Bonne nouvelle pour la bio. En 2024, la consommation de produits issus de l’agriculture biologique a enregistré une hausse de +0,8% en valeur des dépenses des ménages en un an, soit 12,2 milliards d’euros, d’après les données de l’Agence bio. Porté par les légumes (+9%), le vin (+8%) et les fruits (+3%), ce rebond s’est principalement manifesté au sein des magasins bio, des commerces de proximité et de la vente directe. Un retour en grâce qui s’illustre d’ailleurs dans les résultats des enseignes spécialisées.
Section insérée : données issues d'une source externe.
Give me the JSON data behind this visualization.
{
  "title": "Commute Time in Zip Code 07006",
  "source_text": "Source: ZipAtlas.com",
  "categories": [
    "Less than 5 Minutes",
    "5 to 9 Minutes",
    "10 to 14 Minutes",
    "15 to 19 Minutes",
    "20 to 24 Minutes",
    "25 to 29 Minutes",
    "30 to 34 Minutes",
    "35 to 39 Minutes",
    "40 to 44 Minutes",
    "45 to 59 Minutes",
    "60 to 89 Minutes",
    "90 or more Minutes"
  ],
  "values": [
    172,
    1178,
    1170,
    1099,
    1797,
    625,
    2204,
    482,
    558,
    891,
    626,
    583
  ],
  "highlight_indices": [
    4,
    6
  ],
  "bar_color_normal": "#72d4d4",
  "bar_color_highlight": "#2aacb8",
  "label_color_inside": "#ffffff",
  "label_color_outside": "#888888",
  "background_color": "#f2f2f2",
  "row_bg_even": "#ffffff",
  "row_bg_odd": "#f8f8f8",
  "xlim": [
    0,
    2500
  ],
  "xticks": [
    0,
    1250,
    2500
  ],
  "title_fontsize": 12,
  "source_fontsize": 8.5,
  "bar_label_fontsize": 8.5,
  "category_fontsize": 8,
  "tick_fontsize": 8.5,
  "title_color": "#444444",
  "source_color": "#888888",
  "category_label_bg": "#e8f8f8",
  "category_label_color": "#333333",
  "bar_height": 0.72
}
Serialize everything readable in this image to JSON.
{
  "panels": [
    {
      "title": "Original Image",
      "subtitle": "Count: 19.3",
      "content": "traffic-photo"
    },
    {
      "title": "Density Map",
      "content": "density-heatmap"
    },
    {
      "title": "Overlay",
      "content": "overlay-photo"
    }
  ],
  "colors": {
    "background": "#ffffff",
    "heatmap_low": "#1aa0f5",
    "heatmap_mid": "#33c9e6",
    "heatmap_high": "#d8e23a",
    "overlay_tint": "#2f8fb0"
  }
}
Biocoop a ainsi généré un chiffre d’affaires historique l’année dernière, avec 1,65 milliards d’euros, tandis que ses concurrents affichent un bilan satisfaisant, en hausse de 8% pour la Vie Claire et de +4,7% pour Naturalia. En parallèle, le bio dans la grande distribution recule de 5,1%, note l’Agence bio. Une tendance continue depuis maintenant plusieurs années. Selon un récent rapport de la Fondation pour la nature et l’homme (FNH), les ventes de produits biologiques ont chuté de 12% chez les distributeurs généralistes entre 2020 et 2023. Et la stratégie menée par ces enseignes n’y est pas pour rien, estime l’organisation qui a analysé les engagements et actions en faveur du bio de huit d’entre eux.
110 000 hectares en moins
“Le bio est sorti de la feuille de route de la plupart des distributeurs ; plus aucun ne présente d’objectif chiffré en matière d’agriculture biologique”, observe la FNH. En rayon, l’offre est en baisse, tandis que les prix restent entre 60% et 70% supérieurs aux produits conventionnels. La part de l’alimentation biologique dans les achats des Français se stabilise néanmoins à 6%. Des “signes encourageants pour la filière” après “deux années difficiles”, souligne l’Agence bio dans un communiqué.
Mais si la consommation reprend des couleurs, la production fait quant à elle quelque peu grise mine. Pour la seconde année consécutive, les surfaces cultivées en bio fléchissent : au total sur cette période, environ 110 000 hectares ont disparu. Bien loin de l’objectif de la loi d’orientation agricole, votée en février dernier, qui fixe à 21% la part des surfaces bio d’ici 2030. Ces dernières “ne représentent plus que 10,1% des surfaces totales, contre 10,3% en 2023”, résume auprès de l’Humanité Laure Verdeau, directrice de l’Agence Bio. “Ce sont principalement les grandes cultures qui régressent”, précise-t-elle.
Baisse des aides
L’agriculture biologique fait aussi face depuis plusieurs mois à un désengagement politique et financier. Dernier recul en date, la réaffectation par le ministère de l’Agriculture d’une partie des crédits de la Politique agricole commune (PAC) européenne, dédiée à la conversion de surfaces en bio. Une enveloppe qui n’a pas été consommée en totalité en 2023, puis 2024, suite au ralentissement du secteur. Le 1er juillet dernier, la ministre de l’Agriculture a indiqué qu’une partie de ce reliquat sera finalement attribué à d’autres modèles agricoles.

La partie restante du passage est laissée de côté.